Egalité femmes-hommes : le PS et le PCF à la recherche de candidates

Malgré le poids aujourd'hui du mouvement féministe, les partis ont encore du mal à trouver des candidates. À gauche, on cherche des solutions pour briser le plafond de verre.
Article rédigé par France Info, Victoria Koussa
Radio France
Publié Mis à jour
Temps de lecture : 2 min
Le Parti socialiste va créer à l'automne une "commission de transition féministe" (VALERIE VREL / MAXPPP)

Comme en entreprise, les postes à responsabilité dans les partis politiques restent souvent occupés par des hommes, plus particulièrement dans les anciens partis de gauche, au PS et au PCF. "On a un vrai sujet, nous confie un proche du leader communiste Fabien Roussel, il suffit de voir notre groupe à l'Assemblée" : deux tiers sont des hommes, comme sur l'ensemble des cadres du Parti socialiste.

Mais en interne, des féministes s'activent pour corriger le tir et tenter de parvenir à aligner les valeurs de leurs partis à la réalité : selon nos informations, le PS va lancer à l'automne une "commission de transition féministe". Il s'agira d'aller dans les fédérations, pour repérer les talents parmi les militantes, les former, leur apprendre les rouages de l'appareil politique pour parvenir à les hisser aux postes clés du parti, et à les convaincre de se lancer, de candidater aux prochaines élections notamment municipales et législatives.

"Adapter le monde politique aux femmes"

Il y a chez ces militantes une forme d'autocensure, de l'aveu d'une cadre communiste, parfois même un syndrome de l'imposteur. D'où l'idée de ces formations que va lancer le PS, qui comprennent également des sessions de média training, de prise de parole en public. "Il faut adapter le monde politique, créé par l'homme, aux femmes, explique une socialiste. "Il y a tout à reconstruire", "pour que les femmes fassent masse dans l'espace public".

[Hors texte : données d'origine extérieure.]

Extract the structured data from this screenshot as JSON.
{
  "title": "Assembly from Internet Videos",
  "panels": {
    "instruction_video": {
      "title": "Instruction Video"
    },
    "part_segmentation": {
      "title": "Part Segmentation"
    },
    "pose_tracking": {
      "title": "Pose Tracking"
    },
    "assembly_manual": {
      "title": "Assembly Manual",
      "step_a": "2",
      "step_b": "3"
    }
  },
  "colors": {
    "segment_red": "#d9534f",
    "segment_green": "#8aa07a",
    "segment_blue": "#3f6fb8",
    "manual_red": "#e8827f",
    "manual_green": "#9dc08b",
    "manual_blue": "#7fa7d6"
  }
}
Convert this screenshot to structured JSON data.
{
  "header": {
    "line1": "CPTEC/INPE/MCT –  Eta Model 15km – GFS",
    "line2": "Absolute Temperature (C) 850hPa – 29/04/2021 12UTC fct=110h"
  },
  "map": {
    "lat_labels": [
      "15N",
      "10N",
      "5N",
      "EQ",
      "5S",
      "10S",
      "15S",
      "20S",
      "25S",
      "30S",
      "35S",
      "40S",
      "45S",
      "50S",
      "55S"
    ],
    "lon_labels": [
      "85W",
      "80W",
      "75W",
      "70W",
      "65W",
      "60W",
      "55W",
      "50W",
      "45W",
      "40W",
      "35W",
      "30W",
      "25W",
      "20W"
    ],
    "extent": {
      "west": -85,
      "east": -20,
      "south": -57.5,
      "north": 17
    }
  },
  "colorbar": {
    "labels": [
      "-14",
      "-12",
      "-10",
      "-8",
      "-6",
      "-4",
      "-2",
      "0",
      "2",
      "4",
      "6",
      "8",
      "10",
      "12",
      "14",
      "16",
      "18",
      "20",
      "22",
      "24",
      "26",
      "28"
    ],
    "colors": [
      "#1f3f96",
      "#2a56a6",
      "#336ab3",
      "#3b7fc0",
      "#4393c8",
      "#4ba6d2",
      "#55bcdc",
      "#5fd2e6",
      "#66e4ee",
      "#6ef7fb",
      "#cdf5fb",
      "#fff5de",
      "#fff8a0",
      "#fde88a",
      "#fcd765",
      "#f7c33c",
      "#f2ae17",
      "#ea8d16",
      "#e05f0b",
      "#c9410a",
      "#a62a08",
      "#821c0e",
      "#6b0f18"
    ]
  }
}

L'autre frein à l'investissement des femmes en politique, surtout quand on veut prendre des responsabilités, est le fait d'avoir des enfants. C'est rétrograde mais c'est encore une réalité. Depuis peu, le Parti communiste développe des systèmes de garde. La fédération de l'Ardèche, par exemple, finance les baby-sitters les soirs de conseil départemental. Au PS, depuis quelques mois une garderie éphémère permet avant chaque conseil national, le parlement du parti, de déposer son enfant le temps de la réunion. Ces initiatives arrivent certes tard, mais permettront peut-être d'obtenir des résultats lors des prochaines élections.